Member of the North Dakota Senate from the 47th district
- Incumbent
- Assumed office December 1, 2018
- Preceded by: Ralph Kilzer

Personal details
- Born: June 13, 1952 (age 74) Williston, North Dakota, U.S.
- Party: Republican
- Spouse: Patricia
- Children: 6
- Education: St. Olaf College (BA) University of North Dakota (JD)

= Michael Dwyer (North Dakota politician) =

American politician

Michael A. Dwyer (born June 13, 1952) is an American attorney, farmer, and politician serving as a member of the North Dakota Senate from the 47th district.

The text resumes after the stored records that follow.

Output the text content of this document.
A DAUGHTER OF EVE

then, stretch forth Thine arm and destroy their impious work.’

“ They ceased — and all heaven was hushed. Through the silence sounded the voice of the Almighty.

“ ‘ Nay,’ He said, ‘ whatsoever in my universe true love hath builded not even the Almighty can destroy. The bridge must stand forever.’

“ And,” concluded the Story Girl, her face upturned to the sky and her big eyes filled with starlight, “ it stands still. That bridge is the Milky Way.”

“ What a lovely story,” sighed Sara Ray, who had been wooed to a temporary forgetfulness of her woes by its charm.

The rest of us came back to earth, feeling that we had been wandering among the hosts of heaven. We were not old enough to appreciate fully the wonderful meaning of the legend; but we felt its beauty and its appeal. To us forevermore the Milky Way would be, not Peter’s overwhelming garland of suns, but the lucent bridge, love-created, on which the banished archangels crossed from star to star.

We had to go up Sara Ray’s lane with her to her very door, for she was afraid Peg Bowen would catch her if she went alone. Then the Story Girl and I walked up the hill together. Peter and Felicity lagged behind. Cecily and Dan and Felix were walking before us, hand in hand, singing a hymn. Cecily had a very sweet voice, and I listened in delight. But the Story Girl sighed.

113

Elected in November 2018, he assumed office on December 1, 2018.

== Early life and education ==
Dwyer was born in Williston, North Dakota in 1952. He earned a Bachelor of Arts degree from St. Olaf College and a Juris Doctor from the University of North Dakota School of Law.

== Career ==
Dwyer was admitted to the State Bar Association of North Dakota in 1977. In addition to his work as a lawyer, Dwyer owned Dwyer Farms and was the executive director of the North Dakota Water Education Foundation. He was elected to the North Dakota Senate in November 2018 and assumed office on December 1, 2018. Since 2019, he has also served as vice chair of the Senate Judiciary Committee.

===Legislative record===
Since his election in 2019, Dwyer has introduced 27 bills and co-sponsored an additional 112.

In 2025, Dwyer garnered media attention for introducing a bill that would require intelligent design be included in science educational standards for the state.